Original Article
Copyright ©2009 The WJG Press and Baishideng.
World J Gastroenterol. Dec 14, 2009; 15(46): 5789-5798
Published online Dec 14, 2009. doi: 10.3748/wjg.15.5789
Figure 1
Figure 1 RAGE expression in hepatic stellate cells (A, B) and upregulation of RAGE expression during activation of HSC (C). A: Bars represent RAGE mRNA expression, as determined by real time quantitative PCR relative to GAPDH mRNA, by freshly isolated rat hepatocytes (Hep), 10 d culture-activated primary rat HSC, CFSC-2G and HSC-T6 HSC lines, and human HSC; B: RAGE protein is detected as a 57 kDa band after SDS-PAGE of cell lysates and Western blotting with a monoclonal anti-RAGE IgG. Experiments were repeated at least three times with similar results; C: Freshly isolated rat HSC were culture-activated for 1, 5, and 10 d and RAGE mRNA expression was quantified by real-time PCR. Bars represent mean RAGE expression ± SD in arbitrary units relative to GAPDH from at least three individual experiments.

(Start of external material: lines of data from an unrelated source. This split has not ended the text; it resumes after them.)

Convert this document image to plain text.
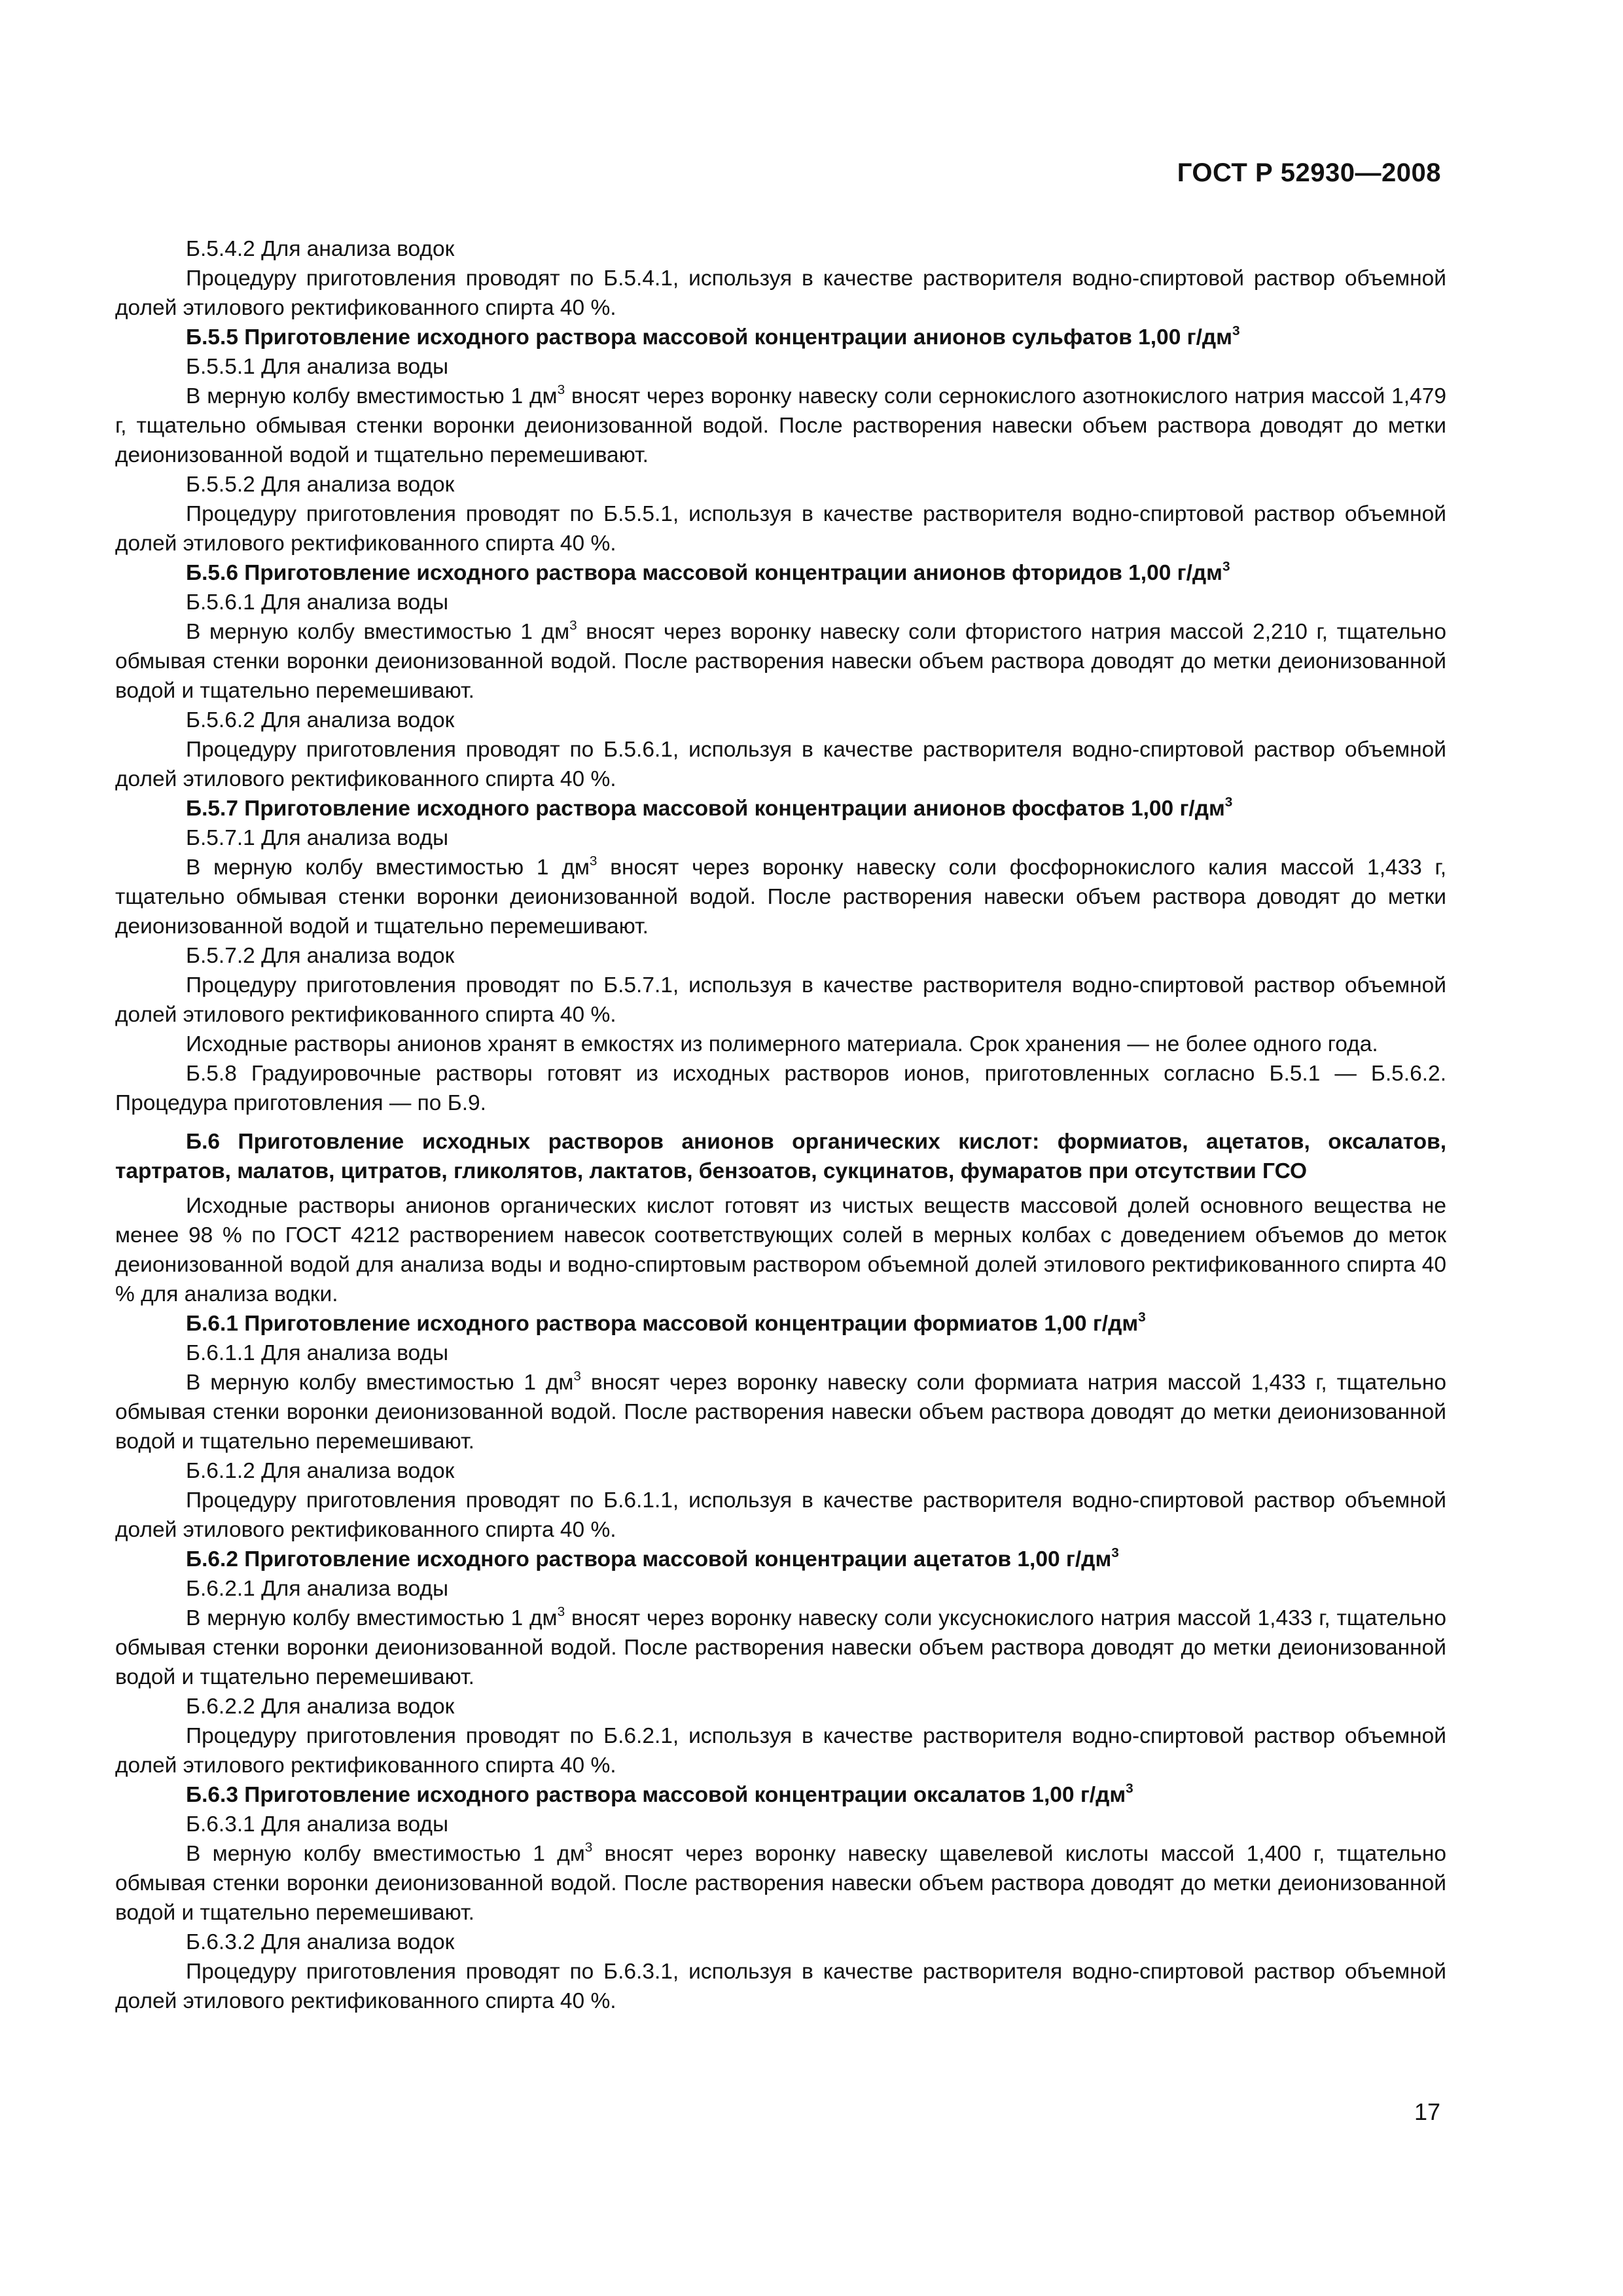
ГОСТ Р 52930—2008

Б.5.4.2 Для анализа водок

Процедуру приготовления проводят по Б.5.4.1, используя в качестве растворителя водно-спиртовой раствор объемной долей этилового ректификованного спирта 40 %.

Б.5.5 Приготовление исходного раствора массовой концентрации анионов сульфатов 1,00 $г/дм^3$

Б.5.5.1 Для анализа воды

В мерную колбу вместимостью 1 $дм^3$ вносят через воронку навеску соли сернокислого азотнокислого натрия массой 1,479 г, тщательно обмывая стенки воронки деионизованной водой. После растворения навески объем раствора доводят до метки деионизованной водой и тщательно перемешивают.

Б.5.5.2 Для анализа водок

Процедуру приготовления проводят по Б.5.5.1, используя в качестве растворителя водно-спиртовой раствор объемной долей этилового ректификованного спирта 40 %.

Б.5.6 Приготовление исходного раствора массовой концентрации анионов фторидов 1,00 $г/дм^3$

Б.5.6.1 Для анализа воды

В мерную колбу вместимостью 1 $дм^3$ вносят через воронку навеску соли фтористого натрия массой 2,210 г, тщательно обмывая стенки воронки деионизованной водой. После растворения навески объем раствора доводят до метки деионизованной водой и тщательно перемешивают.

Б.5.6.2 Для анализа водок

Процедуру приготовления проводят по Б.5.6.1, используя в качестве растворителя водно-спиртовой раствор объемной долей этилового ректификованного спирта 40 %.

Б.5.7 Приготовление исходного раствора массовой концентрации анионов фосфатов 1,00 $г/дм^3$

Б.5.7.1 Для анализа воды

В мерную колбу вместимостью 1 $дм^3$ вносят через воронку навеску соли фосфорнокислого калия массой 1,433 г, тщательно обмывая стенки воронки деионизованной водой. После растворения навески объем раствора доводят до метки деионизованной водой и тщательно перемешивают.

Б.5.7.2 Для анализа водок

Процедуру приготовления проводят по Б.5.7.1, используя в качестве растворителя водно-спиртовой раствор объемной долей этилового ректификованного спирта 40 %.

Исходные растворы анионов хранят в емкостях из полимерного материала. Срок хранения — не более одного года.

Б.5.8 Градуировочные растворы готовят из исходных растворов ионов, приготовленных согласно Б.5.1 — Б.5.6.2. Процедура приготовления — по Б.9.

Б.6 Приготовление исходных растворов анионов органических кислот: формиатов, ацетатов, оксалатов, тартратов, малатов, цитратов, гликолятов, лактатов, бензоатов, сукцинатов, фумаратов при отсутствии ГСО

Исходные растворы анионов органических кислот готовят из чистых веществ массовой долей основного вещества не менее 98 % по ГОСТ 4212 растворением навесок соответствующих солей в мерных колбах с доведением объемов до меток деионизованной водой для анализа воды и водно-спиртовым раствором объемной долей этилового ректификованного спирта 40 % для анализа водки.

Б.6.1 Приготовление исходного раствора массовой концентрации формиатов 1,00 $г/дм^3$

Б.6.1.1 Для анализа воды

В мерную колбу вместимостью 1 $дм^3$ вносят через воронку навеску соли формиата натрия массой 1,433 г, тщательно обмывая стенки воронки деионизованной водой. После растворения навески объем раствора доводят до метки деионизованной водой и тщательно перемешивают.

Б.6.1.2 Для анализа водок

Процедуру приготовления проводят по Б.6.1.1, используя в качестве растворителя водно-спиртовой раствор объемной долей этилового ректификованного спирта 40 %.

Б.6.2 Приготовление исходного раствора массовой концентрации ацетатов 1,00 $г/дм^3$

Б.6.2.1 Для анализа воды

В мерную колбу вместимостью 1 $дм^3$ вносят через воронку навеску соли уксуснокислого натрия массой 1,433 г, тщательно обмывая стенки воронки деионизованной водой. После растворения навески объем раствора доводят до метки деионизованной водой и тщательно перемешивают.

Б.6.2.2 Для анализа водок

Процедуру приготовления проводят по Б.6.2.1, используя в качестве растворителя водно-спиртовой раствор объемной долей этилового ректификованного спирта 40 %.

Б.6.3 Приготовление исходного раствора массовой концентрации оксалатов 1,00 $г/дм^3$

Б.6.3.1 Для анализа воды

В мерную колбу вместимостью 1 $дм^3$ вносят через воронку навеску щавелевой кислоты массой 1,400 г, тщательно обмывая стенки воронки деионизованной водой. После растворения навески объем раствора доводят до метки деионизованной водой и тщательно перемешивают.

Б.6.3.2 Для анализа водок

Процедуру приготовления проводят по Б.6.3.1, используя в качестве растворителя водно-спиртовой раствор объемной долей этилового ректификованного спирта 40 %.

17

Values were normalized to 50 ng of extracted RNA transcribed into cDNA. bP < 0.01 vs 1 d activation. RAGE: Receptor for advanced glycation end products; HSC: Hepatic stellate cells; GAPDH: Glyceraldehyde-3-phosphate dehydrogenase.
Figure 2
Figure 2 Cell-specific expression patterns of RAGE in normal and cirrhotic rat livers. A: Portal and lobular expression patterns of RAGE in normal liver and in livers of rats with cirrhosis due to BDL or TAA treatment (magnification, × 200). Parallel sections were stained for collagen with picrosirius red. In normal liver, minor RAGE expression was found in endothelial cells of portal veins and arteries, in bile duct epithelia as well as in lymphocytes, macrophages and (myo-) fibroblasts in the hepatic lobular areas. No RAGE expression was found in hepatocytes. RAGE was clearly upregulated in cirrhosis induced by BDL and TAA, with higher numbers of RAGE-expressing cells in BDL, mainly attributable to a prominent contribution by proliferating bile duct epithelial cells. In areas of lobular fibrosis, perisinusoidal endothelia started to express RAGE, apparently in parallel with sinusoidal capillarization; B: Double labeling immunohistochemistry for RAGE (in red) in combination with CD3 (T-lymphocytes), CD68 (macrophages), and α-SMA (myofibroblasts) (in blue), magnification × 400 being exemplarily highlighted with insets (magnification, × 1000). In both cirrhosis models, mainly CD3-positive T-lymphocytes and CD68-positive macrophages expressed RAGE, independently of their microanatomic locations (portal, interface, septal or intrahepatic). Additionally, RAGE was more colocalized with macrophages than with T-lymphocytes independent of the cirrhosis model. RAGE expression was also found on α-SMA-positive myofibroblasts, either localized around periportal bile duct proliferations in BDL or in the interface and septal area in TAA-induced cirrhosis (co-localization indicated by arrows). BDL: Bile duct ligation; TAA: Thioacetamide; SMA: Smooth muscle actin; ECM: Extracellular matrix.
Figure 3
Figure 3 Advanced glycation end product-bovine serum albumin (AGE-BSA) (A), Nε-(carboxymethyl) lysine (CML)-BSA (B) and tumor necrosis factor (TNF)-α (C) upregulate RAGE protein expression in hepatic stellate cells. Mean RAGE protein expression as determined by quantitative Western blotting from extracts of rat HSC lines relative to β-actin. Cells were incubated for 24 h and results are derived from at least three independent experiments and expressed as mean ± SD. Data are shown as x-fold increase compared to cells incubated with BSA alone. aP < 0.05, bP < 0.01, dP < 0.001 vs BSA.
Figure 4
Figure 4 AGE do not stimulate DNA synthesis in hepatic stellate cells. DNA synthesis as a surrogate of proliferation was determined in CFSC-2G (A) and HSC-T6 (B) HSC after a 24 h incubation with increasing concentrations of FCS, AGE-BSA or CML-BSA in 0% FCS. Data are results of six independent experiments and expressed as mean ± SD. aP < 0.05, dP < 0.001 vs 0% FCS.
Figure 5
Figure 5 AGE-BSA does not activate p44/42 (A) and p38 (B) MAPK signaling in hepatic stellate cells. Kinase phosphorylation was determined in CFSC-2G and HSC-T6 HSC using quantitative western blotting with phosphospecific antibodies relative to total kinase antibodies after a 10 min incubation with increasing concentrations of AGE-BSA or CML-BSA in 0% to 10% FCS. Bars represent n-fold phosphorylation compared to controls with 0% FCS and results are derived from at least three individual experiments.